Wednesday, September 28, 2011

Sex Slave Story Questioned

Days ago a 'sex slave' story shocked the Chinese Internet, when reporter Ji Xuguang called for backup on micro-blog when he was investigating a thread of women jailed underground in Luoyang of Henan Province. Ji managed to smuggle out the city in a car driven by his brother in law, armed with a rusty knife. After he reached a safe place, he told the following story as he heard of:

An enforcement officer in the Luoyang Quality Monitoring Bureau, Li Hao, a Communist Party member, dug a rabbit hole under a residential building, where he lured and jailed six young women for sexual pleasure in a duration as long as two years. One of the sex slaves was able to alert the police when she was brought out on a nightly trip to a sexual client. Police captured Li and rescued four girls. Two girls had been killed on separate incident last year and a few months ago.

An representative of the Party Committee of Luoyang contacted reporter Ji, accusing him of 'leaking national secret'. Ji had to abruptly halted his investigation and fled with help of the online community.

After national media reported the story as told by reporter Ji, Luoyang Party Committee announced a decision to expel Officer Li from the Party.

While the Luoyang Party Committee asked people to move forward, some reporters are curious on which part of the story amounts to 'national secrets'. It is really a horrible case, but horrible cases are committed by individuals at anytime at very corners of the world. What made this case a particular 'national secret'?

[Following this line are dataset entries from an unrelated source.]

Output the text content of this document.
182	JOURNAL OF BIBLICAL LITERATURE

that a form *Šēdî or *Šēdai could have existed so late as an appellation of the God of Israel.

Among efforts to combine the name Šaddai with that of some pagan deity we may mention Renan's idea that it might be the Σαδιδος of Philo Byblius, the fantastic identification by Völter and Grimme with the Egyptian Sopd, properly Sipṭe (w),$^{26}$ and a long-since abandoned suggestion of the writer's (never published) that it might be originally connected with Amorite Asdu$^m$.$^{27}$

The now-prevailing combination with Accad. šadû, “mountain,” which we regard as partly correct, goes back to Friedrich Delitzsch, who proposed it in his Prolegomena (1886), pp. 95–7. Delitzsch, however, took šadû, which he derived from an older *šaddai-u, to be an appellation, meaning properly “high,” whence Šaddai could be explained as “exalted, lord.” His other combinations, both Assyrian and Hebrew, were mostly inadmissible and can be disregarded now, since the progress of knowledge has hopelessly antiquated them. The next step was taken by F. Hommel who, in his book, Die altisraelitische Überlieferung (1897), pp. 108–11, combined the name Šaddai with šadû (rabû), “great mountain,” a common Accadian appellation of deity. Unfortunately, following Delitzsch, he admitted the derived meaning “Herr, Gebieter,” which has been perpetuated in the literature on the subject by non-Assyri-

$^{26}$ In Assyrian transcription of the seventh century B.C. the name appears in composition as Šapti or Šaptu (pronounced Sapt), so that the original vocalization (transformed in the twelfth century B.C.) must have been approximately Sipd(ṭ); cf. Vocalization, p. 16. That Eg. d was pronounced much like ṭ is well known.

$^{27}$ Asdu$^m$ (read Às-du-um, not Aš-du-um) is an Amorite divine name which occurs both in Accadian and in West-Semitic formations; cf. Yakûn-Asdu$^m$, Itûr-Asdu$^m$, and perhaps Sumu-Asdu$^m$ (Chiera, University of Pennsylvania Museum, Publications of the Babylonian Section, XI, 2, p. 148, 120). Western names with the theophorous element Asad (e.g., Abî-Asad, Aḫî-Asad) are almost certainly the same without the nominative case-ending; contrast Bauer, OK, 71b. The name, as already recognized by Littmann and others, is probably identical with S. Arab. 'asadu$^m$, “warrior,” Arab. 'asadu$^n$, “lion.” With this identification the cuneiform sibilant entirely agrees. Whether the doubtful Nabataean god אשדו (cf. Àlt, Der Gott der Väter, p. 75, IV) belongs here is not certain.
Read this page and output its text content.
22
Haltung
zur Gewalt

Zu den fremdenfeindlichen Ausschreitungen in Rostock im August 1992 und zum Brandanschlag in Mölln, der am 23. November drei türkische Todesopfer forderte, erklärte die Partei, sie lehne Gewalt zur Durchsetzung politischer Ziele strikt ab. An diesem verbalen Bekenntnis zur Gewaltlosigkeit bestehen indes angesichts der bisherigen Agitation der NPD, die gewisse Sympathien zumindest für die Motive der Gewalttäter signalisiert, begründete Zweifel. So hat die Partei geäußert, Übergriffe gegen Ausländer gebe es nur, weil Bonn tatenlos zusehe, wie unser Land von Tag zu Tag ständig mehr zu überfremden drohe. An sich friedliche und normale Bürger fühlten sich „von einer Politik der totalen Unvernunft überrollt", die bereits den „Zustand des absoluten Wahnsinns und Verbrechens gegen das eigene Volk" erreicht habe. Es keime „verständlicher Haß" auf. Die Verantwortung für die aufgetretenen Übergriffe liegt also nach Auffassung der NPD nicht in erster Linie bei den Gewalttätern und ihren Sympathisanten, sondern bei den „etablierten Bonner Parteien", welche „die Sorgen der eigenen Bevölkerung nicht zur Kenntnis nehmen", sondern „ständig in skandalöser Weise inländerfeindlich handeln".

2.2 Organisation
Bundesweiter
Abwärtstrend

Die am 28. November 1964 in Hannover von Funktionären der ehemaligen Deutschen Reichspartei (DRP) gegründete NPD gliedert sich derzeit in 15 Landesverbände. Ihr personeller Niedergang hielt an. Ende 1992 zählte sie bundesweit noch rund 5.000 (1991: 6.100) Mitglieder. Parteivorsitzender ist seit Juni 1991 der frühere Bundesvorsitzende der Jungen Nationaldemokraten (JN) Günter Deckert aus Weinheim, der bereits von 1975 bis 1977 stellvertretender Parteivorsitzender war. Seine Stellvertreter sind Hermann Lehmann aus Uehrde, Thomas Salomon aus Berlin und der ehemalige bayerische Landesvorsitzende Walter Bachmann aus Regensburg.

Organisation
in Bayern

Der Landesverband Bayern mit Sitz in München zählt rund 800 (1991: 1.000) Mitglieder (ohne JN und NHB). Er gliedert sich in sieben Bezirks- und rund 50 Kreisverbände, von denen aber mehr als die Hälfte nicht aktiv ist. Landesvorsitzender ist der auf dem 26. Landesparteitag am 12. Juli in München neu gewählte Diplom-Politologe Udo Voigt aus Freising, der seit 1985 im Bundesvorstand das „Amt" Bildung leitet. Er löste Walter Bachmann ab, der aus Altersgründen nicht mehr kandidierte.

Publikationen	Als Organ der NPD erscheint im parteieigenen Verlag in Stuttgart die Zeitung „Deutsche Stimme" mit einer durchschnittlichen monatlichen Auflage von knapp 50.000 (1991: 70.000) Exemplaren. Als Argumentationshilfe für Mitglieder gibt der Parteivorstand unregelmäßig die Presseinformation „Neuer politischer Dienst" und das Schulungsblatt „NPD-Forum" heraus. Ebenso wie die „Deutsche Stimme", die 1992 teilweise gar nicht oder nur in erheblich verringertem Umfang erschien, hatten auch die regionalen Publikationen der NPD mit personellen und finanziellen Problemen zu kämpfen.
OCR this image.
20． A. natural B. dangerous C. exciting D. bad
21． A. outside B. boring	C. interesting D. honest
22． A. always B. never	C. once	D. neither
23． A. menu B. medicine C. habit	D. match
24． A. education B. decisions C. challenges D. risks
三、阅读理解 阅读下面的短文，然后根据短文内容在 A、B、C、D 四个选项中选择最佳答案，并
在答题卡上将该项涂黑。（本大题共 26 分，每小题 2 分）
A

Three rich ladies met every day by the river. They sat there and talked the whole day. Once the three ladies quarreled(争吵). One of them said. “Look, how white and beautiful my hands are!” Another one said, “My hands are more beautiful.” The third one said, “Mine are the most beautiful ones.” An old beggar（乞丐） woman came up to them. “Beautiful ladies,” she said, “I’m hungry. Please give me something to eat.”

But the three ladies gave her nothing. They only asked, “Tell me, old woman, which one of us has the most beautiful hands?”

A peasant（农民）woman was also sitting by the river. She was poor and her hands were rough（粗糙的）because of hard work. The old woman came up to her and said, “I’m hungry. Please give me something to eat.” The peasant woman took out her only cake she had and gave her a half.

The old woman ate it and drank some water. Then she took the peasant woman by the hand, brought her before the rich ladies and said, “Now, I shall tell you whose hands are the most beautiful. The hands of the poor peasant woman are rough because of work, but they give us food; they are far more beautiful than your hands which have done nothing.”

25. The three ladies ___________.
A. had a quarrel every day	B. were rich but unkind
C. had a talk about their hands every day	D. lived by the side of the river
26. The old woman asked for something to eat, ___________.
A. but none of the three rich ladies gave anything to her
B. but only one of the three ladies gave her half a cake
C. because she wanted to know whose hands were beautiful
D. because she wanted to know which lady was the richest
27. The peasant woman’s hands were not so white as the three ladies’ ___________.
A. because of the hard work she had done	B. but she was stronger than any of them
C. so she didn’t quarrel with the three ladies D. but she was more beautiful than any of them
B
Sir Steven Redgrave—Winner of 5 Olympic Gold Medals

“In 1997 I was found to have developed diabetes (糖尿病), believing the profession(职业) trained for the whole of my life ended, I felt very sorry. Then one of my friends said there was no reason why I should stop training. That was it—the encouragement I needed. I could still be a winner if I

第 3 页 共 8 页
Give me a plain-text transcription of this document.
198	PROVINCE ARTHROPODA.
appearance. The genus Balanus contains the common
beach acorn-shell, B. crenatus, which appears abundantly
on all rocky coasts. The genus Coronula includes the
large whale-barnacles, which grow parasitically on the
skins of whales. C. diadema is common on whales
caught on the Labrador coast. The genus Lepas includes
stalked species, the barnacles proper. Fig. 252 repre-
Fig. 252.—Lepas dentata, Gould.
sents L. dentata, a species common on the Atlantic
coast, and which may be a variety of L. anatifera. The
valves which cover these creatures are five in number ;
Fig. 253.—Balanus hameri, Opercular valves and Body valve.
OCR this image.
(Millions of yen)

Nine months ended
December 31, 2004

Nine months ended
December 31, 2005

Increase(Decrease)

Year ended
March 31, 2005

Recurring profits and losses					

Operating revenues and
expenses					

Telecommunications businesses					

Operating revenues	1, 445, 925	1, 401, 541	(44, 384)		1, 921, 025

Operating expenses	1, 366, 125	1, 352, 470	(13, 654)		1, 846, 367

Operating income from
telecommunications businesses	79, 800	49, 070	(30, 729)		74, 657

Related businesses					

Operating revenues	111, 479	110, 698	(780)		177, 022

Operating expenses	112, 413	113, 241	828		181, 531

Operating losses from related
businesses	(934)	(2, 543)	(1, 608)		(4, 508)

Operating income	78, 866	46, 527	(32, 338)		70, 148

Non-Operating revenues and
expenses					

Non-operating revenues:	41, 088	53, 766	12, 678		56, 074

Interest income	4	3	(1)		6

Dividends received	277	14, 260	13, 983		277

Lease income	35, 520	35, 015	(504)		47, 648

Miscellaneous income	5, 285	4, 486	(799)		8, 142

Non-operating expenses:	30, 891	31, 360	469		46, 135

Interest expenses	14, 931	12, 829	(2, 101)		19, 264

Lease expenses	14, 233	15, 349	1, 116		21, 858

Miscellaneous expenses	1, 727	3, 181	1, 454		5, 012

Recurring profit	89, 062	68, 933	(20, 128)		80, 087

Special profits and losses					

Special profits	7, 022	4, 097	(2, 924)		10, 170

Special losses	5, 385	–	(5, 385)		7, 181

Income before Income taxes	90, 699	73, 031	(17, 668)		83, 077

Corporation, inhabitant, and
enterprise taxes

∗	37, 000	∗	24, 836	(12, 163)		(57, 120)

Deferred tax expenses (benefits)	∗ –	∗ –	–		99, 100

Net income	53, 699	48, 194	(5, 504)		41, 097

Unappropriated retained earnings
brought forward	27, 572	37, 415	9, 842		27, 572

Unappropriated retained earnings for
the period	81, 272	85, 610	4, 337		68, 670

Chen Zhengta, lawyer and law professor of the Shenzhen University, summarized some of the questions and posted in online:

  1. The rabbit hole is actually a two room suite with bedding, furniture and kitchen, accessed from a tunnel with finished passages completed by stairs, hand rails, lightening, etc. This is unlikely a single person's night work without alerting neighbors in an apartment building. Many of the accommodation seems to be unnecessary for jail room. The building sits next to the local police station, within an apartment complex. How could six adult women live in hole for two years and still presentable (as Li took them out to sex clients)? What about water and sewer? How did he moved furniture into the suite?
  2. The suite was equipped with Internet connection. And the girls were given laptops for entertainment. Why didn't they ask for help online?
  3. Why didn't the slaves rebel? It's not too difficult to kill one master, with the housing items (cooking knife, computer wires, etc.).
  4. The underground project was connected to room purchased by Li two years ago, but the slaves had also been there for 2 years. How fast can Li dig a 'hole' like that?
  5. All four girls has been under detainment since they were 'rescued'. Would any of them be allowed to talk?
  6. After the exposure of the case, Luoyang police combed through the city for sex trade. Is it an effort to silence potential persons with information?

With the information learned after the exposure of the case, a more convincing plot pointed to an underground prostitution camp run by the city officials, linked to sexual bribery. Li could not have done all of these by himself, and the girls might not be 'slaves', while those involved might be from much higher-up.

'That' might be the 'national secret' the Luoyang Party Committee tried to cover.